At the cellular level:
- Ion channel dysfunction: Mutations in Na⁺, K⁺, Ca²⁺, and Cl⁻ channels alter neuronal excitability
- Burst firing: Neurons fire in high-frequency bursts (paroxysmal depolarization shifts, PDS) driven by voltage-gated Na⁺ and Ca²⁺ channels
- Loss of inhibition: Reduced GABA-A receptor function or GABAergic interneuron loss lowers the seizure threshold
- Excitotoxicity: Excess glutamate → excessive Ca²⁺ influx → neuronal injury
Epileptogenesis (the process of becoming epileptic):
After an initial brain insult (trauma, febrile seizure, stroke), a latent period of synaptic remodeling, mossy fiber sprouting, and neuroinflammation may transform normal brain into epileptic brain.
5. Classification (ILAE 2017)
Step 1 — Seizure Type
A. Focal Onset
Originate in one hemisphere. Subdivided by awareness:
- Focal aware (previously "simple partial"): Consciousness preserved; symptoms depend on focus location (motor, sensory, autonomic, psychic/aura)
- Focal impaired awareness (previously "complex partial"): Altered/lost awareness; often with automatisms (lip-smacking, hand-wringing)
- Focal to bilateral tonic-clonic: Focal onset that spreads to both hemispheres
B. Generalized Onset
Both hemispheres involved from onset — always impair consciousness:
| Type | Key Features |
|---|---|
| Tonic-clonic (grand mal) | Tonic phase (10–20 s rigidity, cyanosis, cry) → clonic phase (rhythmic jerks) → postictal confusion/sleep |
| Absence (petit mal) | 3–4 sec blank stare, subtle eye blinking; abrupt onset/offset; no postictal phase; 3 Hz spike-wave on EEG |
| Myoclonic | Brief, shock-like muscle jerks; often bilateral, no loss of consciousness |
| Tonic | Sudden muscle rigidity, no clonic phase |
| Atonic | Sudden loss of muscle tone → drop attack; high injury risk |
| Clonic | Rhythmic jerking without tonic phase |
C. Unknown Onset
Epileptic spasms (e.g., West syndrome in infants) fall here if onset is unclear.
Step 2 — Epilepsy Type
- Focal epilepsy (structural, immune, infectious, metabolic, genetic causes)

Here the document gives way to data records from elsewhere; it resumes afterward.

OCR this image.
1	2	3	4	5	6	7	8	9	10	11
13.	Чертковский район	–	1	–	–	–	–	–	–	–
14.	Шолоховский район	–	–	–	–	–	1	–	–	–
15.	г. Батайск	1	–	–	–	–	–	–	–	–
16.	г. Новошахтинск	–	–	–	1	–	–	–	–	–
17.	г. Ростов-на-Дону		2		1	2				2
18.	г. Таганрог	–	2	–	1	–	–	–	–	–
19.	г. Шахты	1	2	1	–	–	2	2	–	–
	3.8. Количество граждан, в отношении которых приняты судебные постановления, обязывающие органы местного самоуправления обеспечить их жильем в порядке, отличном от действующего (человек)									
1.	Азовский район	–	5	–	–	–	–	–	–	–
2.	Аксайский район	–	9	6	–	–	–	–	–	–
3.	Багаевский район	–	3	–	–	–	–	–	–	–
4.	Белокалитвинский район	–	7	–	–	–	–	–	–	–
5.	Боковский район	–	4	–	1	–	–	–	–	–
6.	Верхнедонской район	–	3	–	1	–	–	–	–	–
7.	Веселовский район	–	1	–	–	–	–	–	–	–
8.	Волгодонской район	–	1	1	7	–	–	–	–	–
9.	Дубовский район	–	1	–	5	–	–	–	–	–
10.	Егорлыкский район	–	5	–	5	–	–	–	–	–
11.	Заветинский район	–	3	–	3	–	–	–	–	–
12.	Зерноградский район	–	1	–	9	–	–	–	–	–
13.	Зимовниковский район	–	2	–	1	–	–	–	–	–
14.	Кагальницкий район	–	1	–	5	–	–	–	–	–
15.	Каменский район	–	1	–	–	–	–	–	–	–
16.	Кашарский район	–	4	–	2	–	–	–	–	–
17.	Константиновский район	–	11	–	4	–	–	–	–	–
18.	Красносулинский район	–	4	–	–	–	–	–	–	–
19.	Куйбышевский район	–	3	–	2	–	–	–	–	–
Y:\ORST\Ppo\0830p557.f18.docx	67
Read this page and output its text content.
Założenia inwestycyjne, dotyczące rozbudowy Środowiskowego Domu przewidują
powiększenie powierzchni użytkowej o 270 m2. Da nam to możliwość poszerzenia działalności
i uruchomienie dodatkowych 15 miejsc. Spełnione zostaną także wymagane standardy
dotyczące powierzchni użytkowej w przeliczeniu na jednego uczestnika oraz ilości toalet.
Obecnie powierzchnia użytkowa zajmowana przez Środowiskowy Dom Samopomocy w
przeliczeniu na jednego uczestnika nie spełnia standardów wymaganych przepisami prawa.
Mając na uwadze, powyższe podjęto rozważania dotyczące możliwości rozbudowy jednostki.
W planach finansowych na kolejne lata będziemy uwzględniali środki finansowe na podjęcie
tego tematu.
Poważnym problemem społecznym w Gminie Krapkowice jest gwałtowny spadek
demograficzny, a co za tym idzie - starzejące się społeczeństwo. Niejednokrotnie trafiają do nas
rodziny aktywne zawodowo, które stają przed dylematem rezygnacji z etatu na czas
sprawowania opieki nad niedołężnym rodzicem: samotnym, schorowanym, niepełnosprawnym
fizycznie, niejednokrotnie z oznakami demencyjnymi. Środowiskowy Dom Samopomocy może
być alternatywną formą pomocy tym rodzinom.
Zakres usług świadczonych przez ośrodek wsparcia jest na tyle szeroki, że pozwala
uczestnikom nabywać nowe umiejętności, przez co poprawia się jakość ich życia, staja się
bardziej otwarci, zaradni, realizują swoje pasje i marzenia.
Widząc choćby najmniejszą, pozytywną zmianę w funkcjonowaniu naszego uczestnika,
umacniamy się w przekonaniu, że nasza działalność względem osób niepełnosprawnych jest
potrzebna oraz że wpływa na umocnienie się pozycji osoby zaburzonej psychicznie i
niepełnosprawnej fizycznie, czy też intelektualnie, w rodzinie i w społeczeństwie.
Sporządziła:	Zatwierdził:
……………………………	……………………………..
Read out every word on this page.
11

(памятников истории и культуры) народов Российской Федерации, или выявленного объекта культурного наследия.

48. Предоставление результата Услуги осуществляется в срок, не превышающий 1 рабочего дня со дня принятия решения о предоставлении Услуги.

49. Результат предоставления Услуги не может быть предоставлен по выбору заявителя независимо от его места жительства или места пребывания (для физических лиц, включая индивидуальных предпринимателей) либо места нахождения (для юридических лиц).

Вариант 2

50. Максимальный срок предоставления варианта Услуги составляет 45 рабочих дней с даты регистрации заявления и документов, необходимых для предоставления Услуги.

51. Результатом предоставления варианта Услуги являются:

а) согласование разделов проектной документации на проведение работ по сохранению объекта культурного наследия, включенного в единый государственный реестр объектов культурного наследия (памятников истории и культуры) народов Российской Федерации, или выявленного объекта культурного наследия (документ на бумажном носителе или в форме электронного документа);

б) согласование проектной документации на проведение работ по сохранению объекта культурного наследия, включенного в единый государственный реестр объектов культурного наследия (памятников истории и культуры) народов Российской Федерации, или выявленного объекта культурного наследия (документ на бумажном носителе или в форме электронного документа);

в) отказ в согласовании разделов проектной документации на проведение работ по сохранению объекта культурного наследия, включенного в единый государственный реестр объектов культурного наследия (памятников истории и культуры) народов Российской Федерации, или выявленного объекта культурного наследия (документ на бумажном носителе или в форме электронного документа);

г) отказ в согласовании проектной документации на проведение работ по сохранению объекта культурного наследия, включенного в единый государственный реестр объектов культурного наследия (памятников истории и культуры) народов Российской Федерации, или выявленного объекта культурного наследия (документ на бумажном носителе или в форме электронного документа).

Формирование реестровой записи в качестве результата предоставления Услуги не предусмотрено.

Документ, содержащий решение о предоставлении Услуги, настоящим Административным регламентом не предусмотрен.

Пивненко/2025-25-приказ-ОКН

- Generalized epilepsy (largely genetic; associated with generalized spike-wave on EEG)
- Combined generalized and focal (e.g., Dravet syndrome)
- Unknown
Step 3 — Epilepsy Syndrome
A cluster of features (seizure type + EEG + imaging + age of onset + prognosis) that define a recognizable condition:
| Syndrome | Age | Key Features |
|---|---|---|
| West syndrome | Infancy | Infantile spasms, hypsarrhythmia EEG, intellectual disability |
| Dravet syndrome | Infancy | SCN1A mutation, febrile/prolonged seizures, cognitive decline |
| Childhood absence epilepsy | 4–12 yrs | Frequent brief absences, 3 Hz spike-wave, usually remits |
| Benign Rolandic epilepsy (BECTS) | 3–13 yrs | Centrotemporal spikes, nocturnal focal motor seizures, self-limited |
| Juvenile myoclonic epilepsy (JME) | Adolescence | Morning myoclonus, GTC seizures, lifelong |
| Lennox-Gastaut syndrome | Childhood | Multiple seizure types, slow spike-wave, severe intellectual disability |
| Temporal lobe epilepsy (TLE) | Any age | Focal impaired awareness, hippocampal sclerosis, most common drug-resistant epilepsy |
6. Clinical Presentation
Generalized Tonic-Clonic Seizure (GTCS) — the classic convulsion
- Prodrome (hours before, non-specific): mood change, irritability, myoclonic jerks on awakening
- Tonic phase (~10–20 s): sudden loss of consciousness; opisthotonos; vocalization ("epileptic cry"); cyanosis; pupils dilated and unreactive
- Clonic phase (~30 s): rhythmic, bilateral flexor spasms; autonomic surge (tachycardia, hypertension, salivation, sweating); possible tongue biting, urinary incontinence
- Postictal phase (minutes–hours): deep coma → confusion → drowsiness → headache; Todd's paralysis (transient focal weakness) may occur with focal onset
Temporal Lobe Seizure (most common focal seizure)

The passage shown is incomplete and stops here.